Gorgeous view from atop the sand dune

On our way to the top, we practiced on some smaller dunes.

Sandboard practice on Cerro Blanco

Trying not to fall

Sandboard practice on Cerro Blanco

Trying not to eat sand

When we finally reached the top, we strapped in for the crazy vertical drop.

On top of Cerro Blanco in Nazca, Peru

Finally! We made it!

Our guide quickly made the sign of the cross with his hands before dropping off (what seemed like) the edge of the earth.

At the top of the highest vertical drop on Cerro Blanco

Smiling to hide the intense fear!

We had no choice but to follow him.  From the top to the bottom, it takes 25 minutes going at top speed.  We took over an hour to get down 😛

From halfway down Cerro Blanco

The view up  from halfway down Cerro Blanco. It was so steep!!

Sandboarding is not at all similar to snowboarding (with the exception of strapping a wooden plank to your feet).  The wooden board sticks to sand like ‘a fat kid on cake’.  Our guide gave us a piece of candle to apply wax  to the bottom of the board.  Every couple of minutes, we would come to a standstill – requiring us to unstrap our boards and re-wax the board.  The clunky board is also pretty difficult to control.

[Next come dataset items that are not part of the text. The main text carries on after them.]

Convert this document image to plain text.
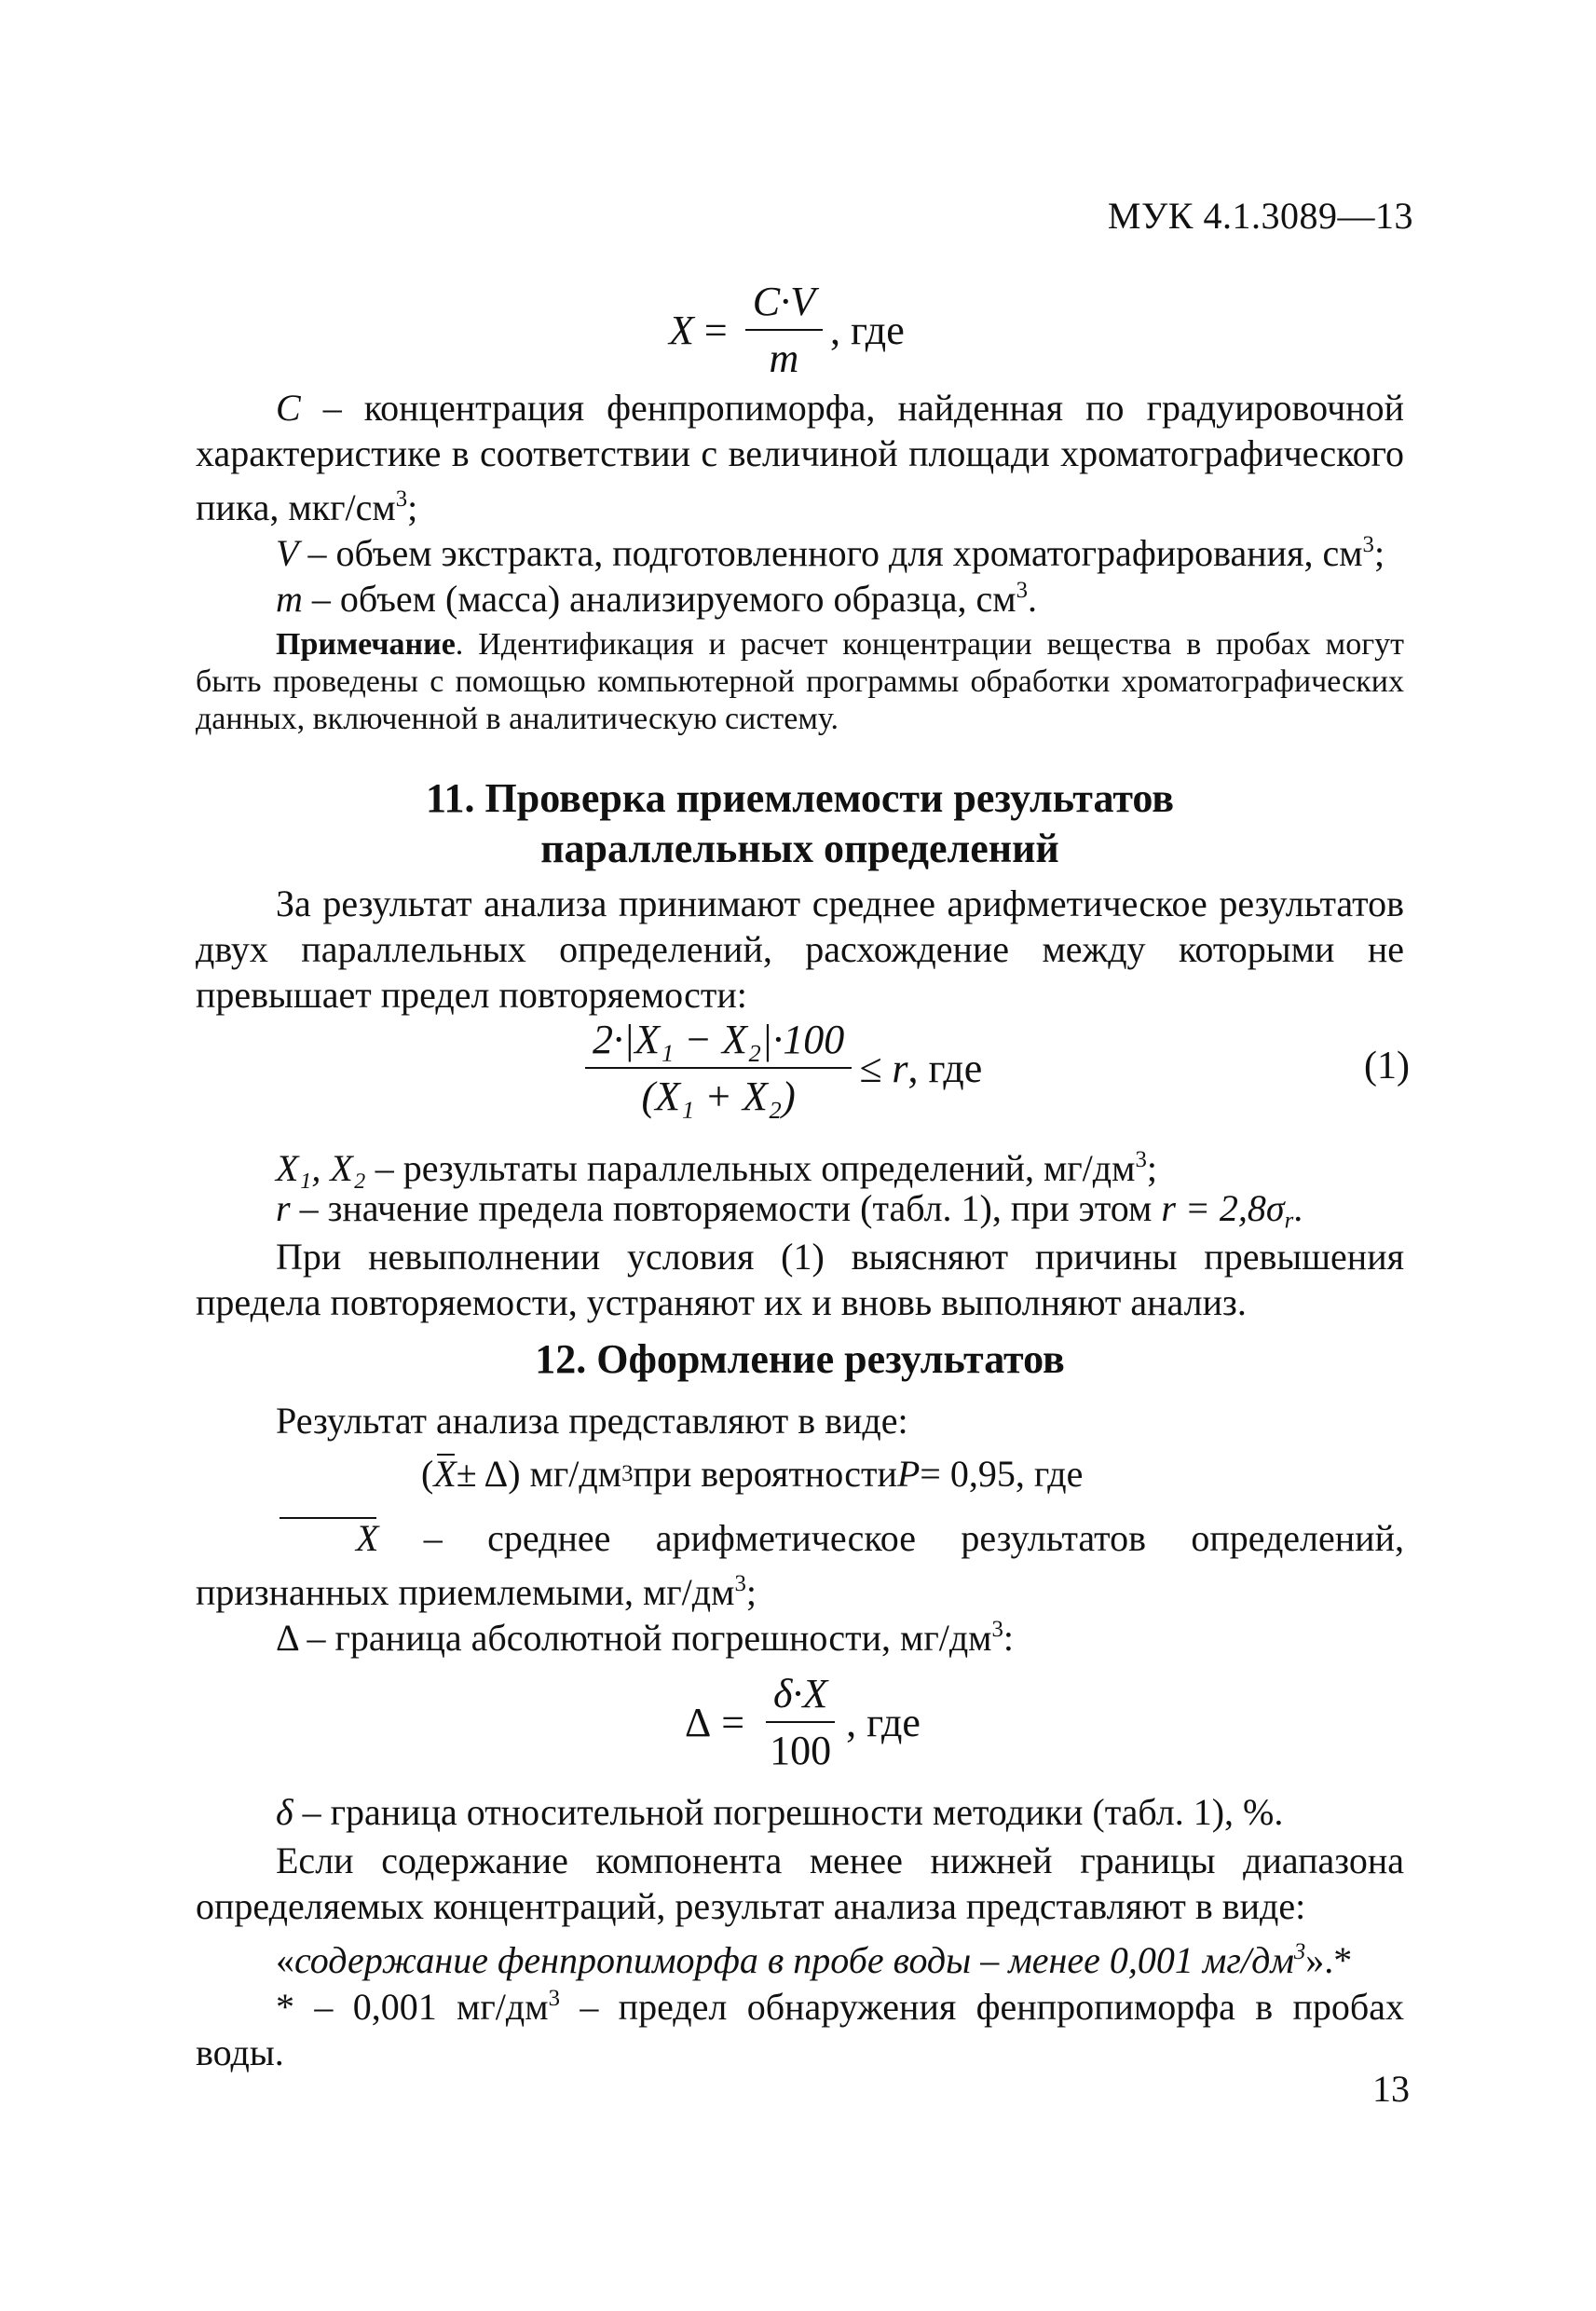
МУК 4.1.3089—13
$X = \frac{C\cdot V}{m}$ , где
C – концентрация фенпропиморфа, найденная по градуировочной характеристике в соответствии с величиной площади хроматографического пика, мкг/$см^3$;
V – объем экстракта, подготовленного для хроматографирования, $см^3$;
m – объем (масса) анализируемого образца, $см^3$.
Примечание. Идентификация и расчет концентрации вещества в пробах могут быть проведены с помощью компьютерной программы обработки хроматографических данных, включенной в аналитическую систему.
11. Проверка приемлемости результатов
параллельных определений
За результат анализа принимают среднее арифметическое результатов двух параллельных определений, расхождение между которыми не превышает предел повторяемости:
$\frac{\text{2·|X₁ − X₂|·100}}{\text{(X₁ + X₂)}} \le r$ , где	(1)
X₁, X₂ – результаты параллельных определений, $мг/дм^3$;
r – значение предела повторяемости (табл. 1), при этом $r = 2,8\sigma_r$.
При невыполнении условия (1) выясняют причины превышения предела повторяемости, устраняют их и вновь выполняют анализ.
12. Оформление результатов
Результат анализа представляют в виде:
( X ± Δ) мг/дм 3 при вероятности P = 0,95, где
X – среднее арифметическое результатов определений, признанных приемлемыми, $мг/дм^3$;
Δ – граница абсолютной погрешности, $мг/дм^3$:
$\Delta = \frac{\delta\cdot X}{100}$ , где
δ – граница относительной погрешности методики (табл. 1), %.
Если содержание компонента менее нижней границы диапазона определяемых концентраций, результат анализа представляют в виде:
«содержание фенпропиморфа в пробе воды – менее 0,001 $мг/дм^3».*$
* – 0,001 $мг/дм^3$ – предел обнаружения фенпропиморфа в пробах воды.
13
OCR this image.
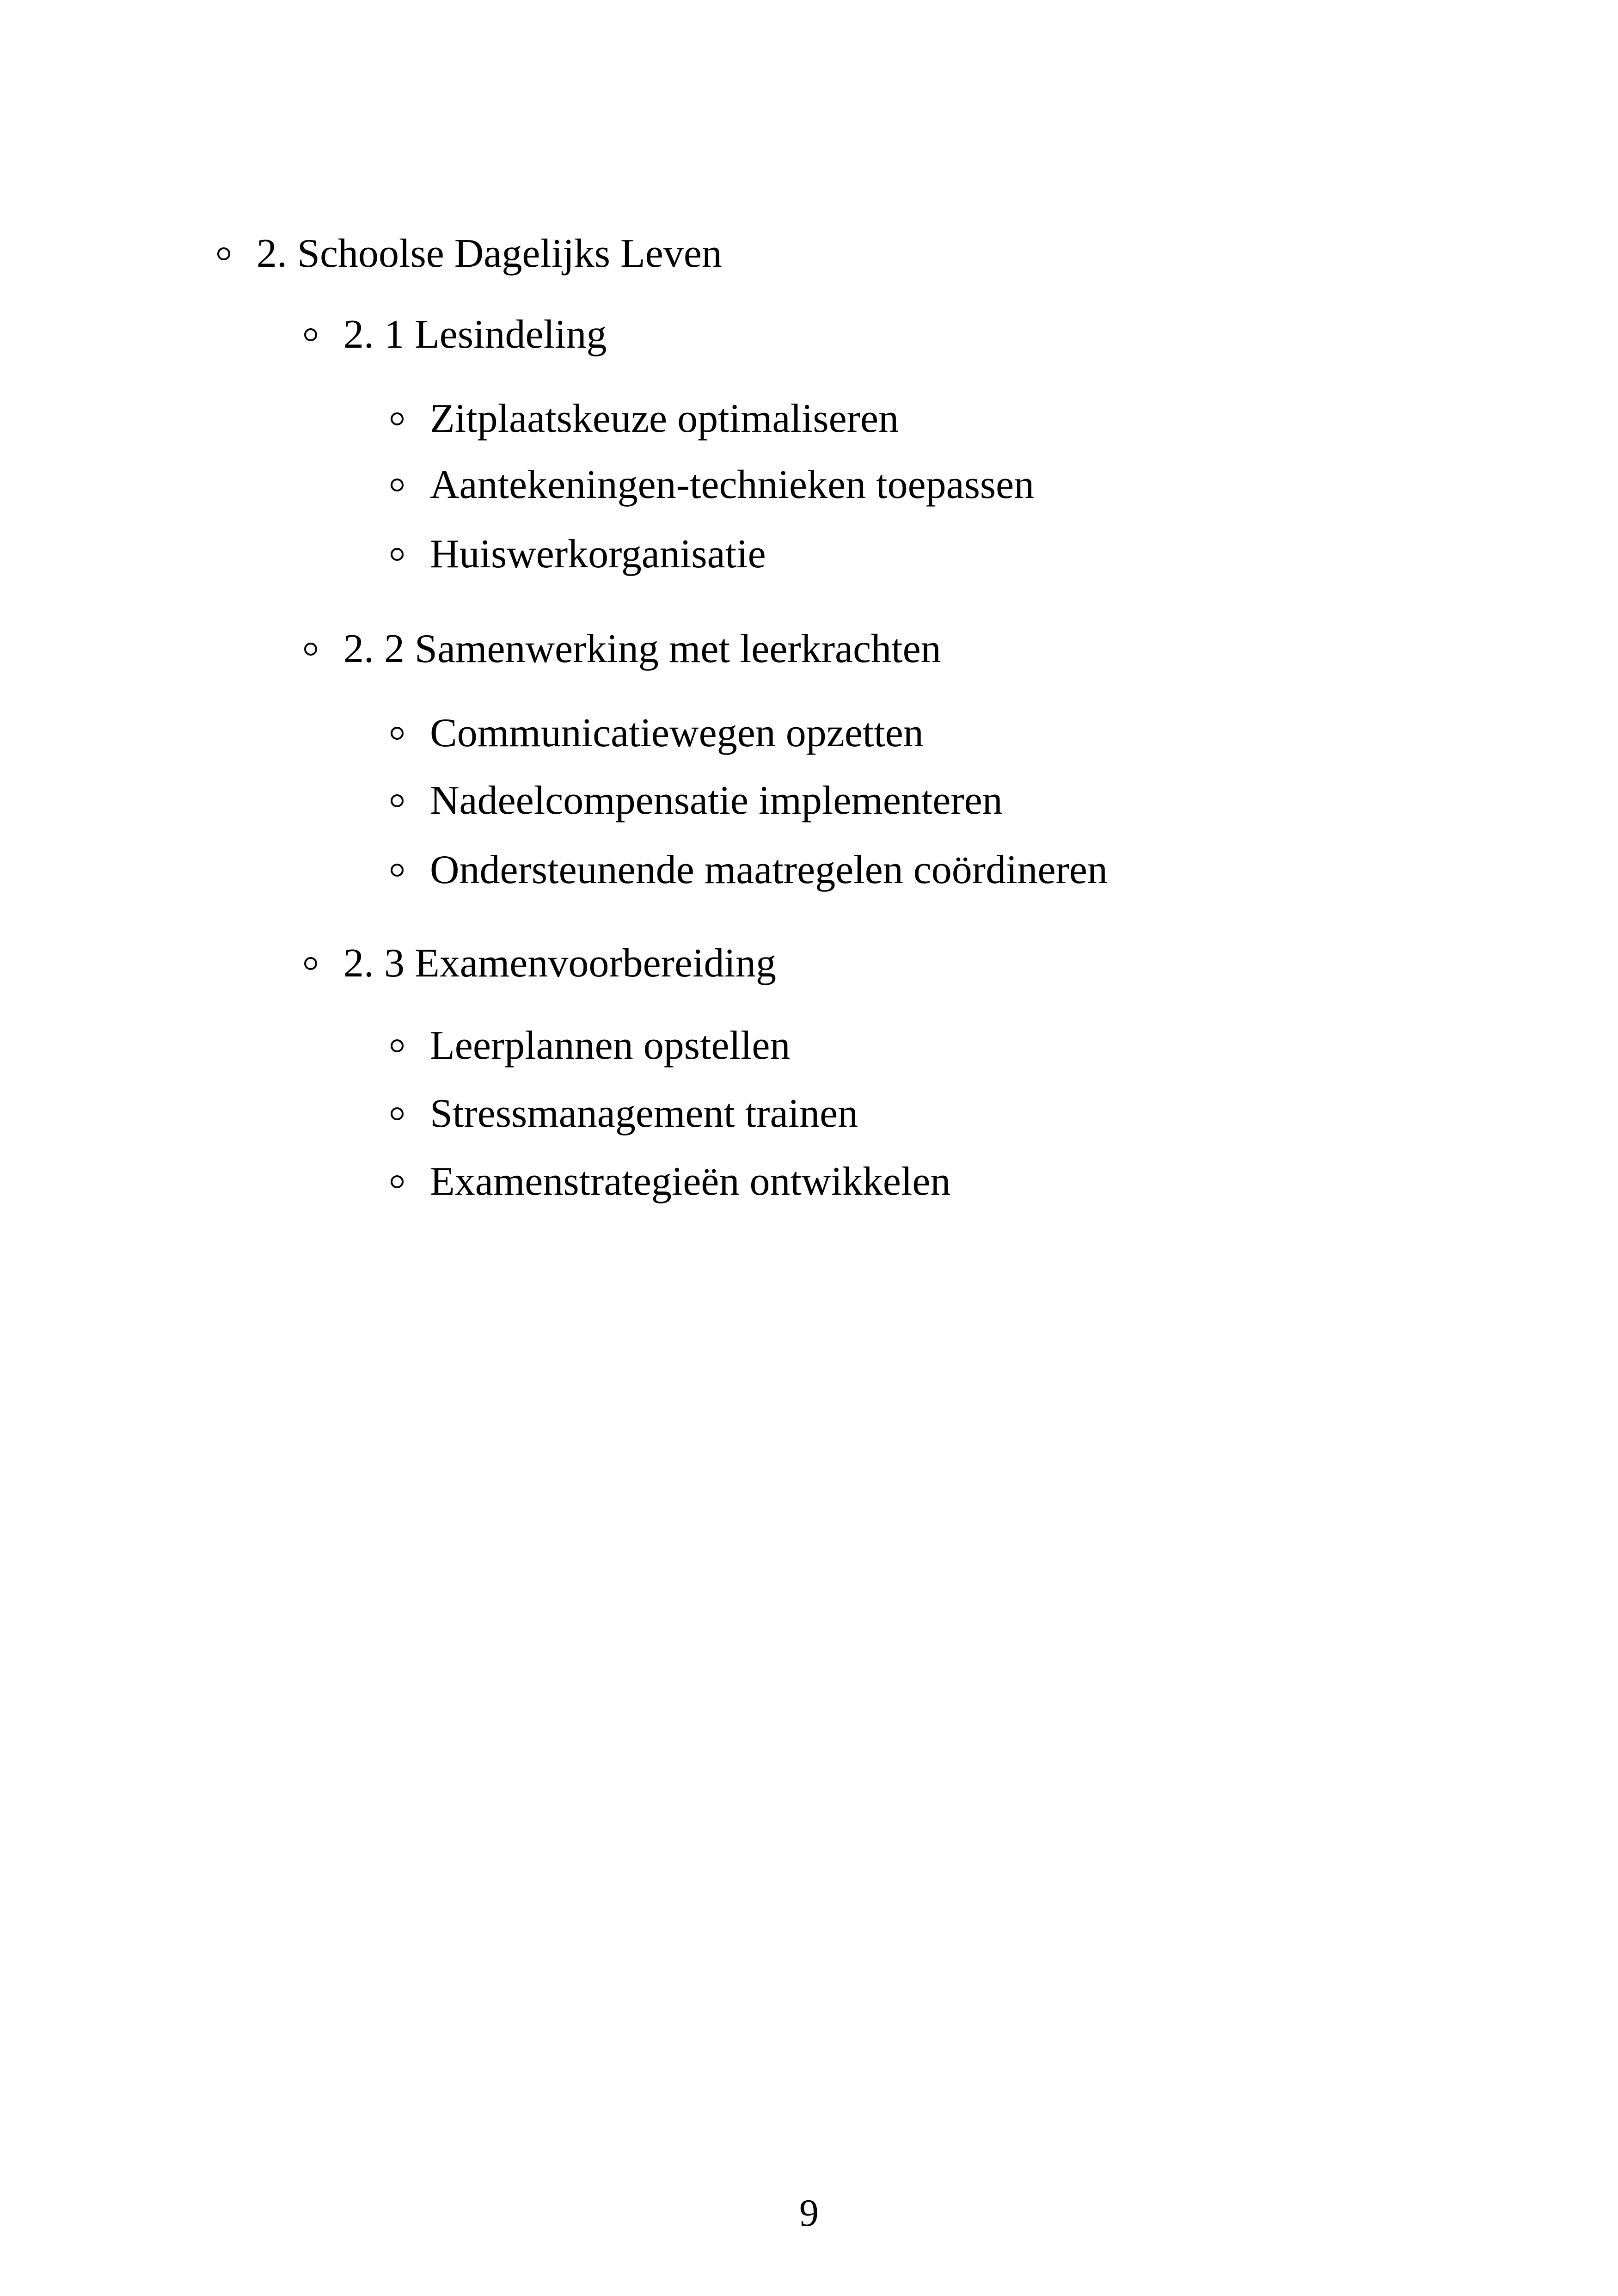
2. Schoolse Dagelijks Leven
2. 1 Lesindeling
Zitplaatskeuze optimaliseren
Aantekeningen-technieken toepassen
Huiswerkorganisatie
2. 2 Samenwerking met leerkrachten
Communicatiewegen opzetten
Nadeelcompensatie implementeren
Ondersteunende maatregelen coördineren
2. 3 Examenvoorbereiding
Leerplannen opstellen
Stressmanagement trainen
Examenstrategieën ontwikkelen
9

Re-waxing my board halfway down Cerro Blanco

Spending more time sitting on top than cruising atop the sand

We also had to constantly remind ourselves to keep our mouth shut, lest we wanted mouthful of sands when we fell.  It’s pretty difficult to remember to keep your mouth shut though, when you’re screaming your lungs out as your hurtle down the monster sand dune.

I half-expected to be a superstar sandboarder (you know, since I’m a superstar snowboarder back in Canada..haha), but my expectations were quickly quashed  when I realized that I would be spending more time rolling around in the sand than cruising atop it.  I got sand in places I never thought possible (and continued to discover bits of sand days later!)

Sand dunes near the top of Cerro Blanco

Love the contrast of the sand dunes against the clear blue sky

Regardless, it was a really fun (albeit grueling) experience.  In total, we spent 3 hours trekking up, 2 hours sandboarding, and another hour trekking out of the desert to where a car picked us up and dropped us back at our hostel.  I’m glad we tried sandboarding, for our first and likely last time.  At least until they install ski lifts that take you to the top.

To mend out aching muscles, we decided to gorge ourselves on protein and ordered a monster platter of meat and a couple litres of beer when we got back in town.

Huge meat platter in Nazca, Peru

Our pile of muscle-healing protein

Ok fine, the litres of beer had nothing to with mending our muscles.  It was more for rinsing the sand out of our mouths.